The verses capture perfectly the conundrum facing journalists, especially those who seek to report on Jewish community life. We are forbidden to go around bearing tales, yet we must rebuke our neighbors and not bear their sins. How do we do that? By sticking to the truth, by reporting what matters — and by making sure that we do what we do out of love.

We at the Forward are constantly juggling those conflicting concerns. As a newspaper that covers the life of the Jewish community, we report stories that make some people uncomfortable. Not infrequently, we’re warned that by airing our community’s dirty laundry in public we’re giving comfort to our enemies. It’s a caution we take seriously. We don’t want to go around as a tale-bearer. But we’re no less serious about our duty to rebuke. Keeping the truth under wraps for fear of fueling antisemitism means allowing ignorance and corruption to thrive in the darkness. Our job is to throw open the windows and let in the sunlight.
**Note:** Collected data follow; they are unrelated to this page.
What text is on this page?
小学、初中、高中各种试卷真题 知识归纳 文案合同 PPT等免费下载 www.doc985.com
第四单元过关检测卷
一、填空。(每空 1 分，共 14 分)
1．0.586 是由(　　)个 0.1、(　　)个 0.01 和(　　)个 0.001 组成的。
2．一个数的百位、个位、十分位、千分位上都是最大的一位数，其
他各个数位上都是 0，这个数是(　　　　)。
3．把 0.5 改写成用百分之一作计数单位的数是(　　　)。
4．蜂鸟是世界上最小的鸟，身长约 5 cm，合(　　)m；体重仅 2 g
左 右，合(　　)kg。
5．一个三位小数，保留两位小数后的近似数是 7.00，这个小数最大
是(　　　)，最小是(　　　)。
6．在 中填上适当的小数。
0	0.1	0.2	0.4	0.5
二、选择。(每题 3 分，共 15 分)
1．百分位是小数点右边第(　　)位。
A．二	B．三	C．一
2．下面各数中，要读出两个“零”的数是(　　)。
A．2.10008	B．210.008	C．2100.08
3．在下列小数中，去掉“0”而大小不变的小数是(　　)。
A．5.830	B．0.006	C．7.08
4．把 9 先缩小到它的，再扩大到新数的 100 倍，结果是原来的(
Surprisingly, the most intense reactions we’ve encountered in recent months have been to our translations from Hebrew. Last August we raised a furor by translating an essay by a former Knesset speaker, Avraham Burg, arguing that Israel faced disaster if it did not separate from the Palestinians. It was a commonplace view in Israel, but almost unknown among Israel’s supporters here, and many were furious at us for making it available. A few weeks after that, we translated an essay by Natan Sharansky, Israel’s minister for Diaspora affairs, reporting gloomily on the anti-Israel mood he’d found during a tour of American campuses. That caused a furor among pro-Israel activists who felt their work was undervalued and misunderstood.

This week we caused a furor even before publication by reporting on a Hebrew-language book published in New Jersey by an Orthodox rabbi who considers Jews a superior race. He represents a tiny minority, yet his book was being sold openly on the streets of Brooklyn, with the blessings of rabbinic leaders — until we found out about it. Once we started reporting, we were warned that our publishing the story would fuel antisemitism. Leave it alone, we were told. But that would have meant standing idly by.

There was a time, decades ago, when American Jews had a robust daily press in Yiddish where they could air their internal disputes without fear of the neighbors catching on. In those days, the English-language Jewish press existed mainly to defend the Jews’ good name, at a time when few others would do so.

Things have changed. Yiddish is no longer a unifying Jewish language. If we can’t talk to one another in English, we can’t talk to one another at all. At the same time, we’re no longer so alone in the world that we must depend on communal weeklies to defend us. Nor are we defenseless when our enemies attack. We can afford the truth. What we can’t afford is to cover it up.

This week we celebrate Chanukah, recalling the Maccabees’ sanctification of the Temple in Jerusalem. Today we have no more temple. Now the holiness is all around us, and we are all its guardians.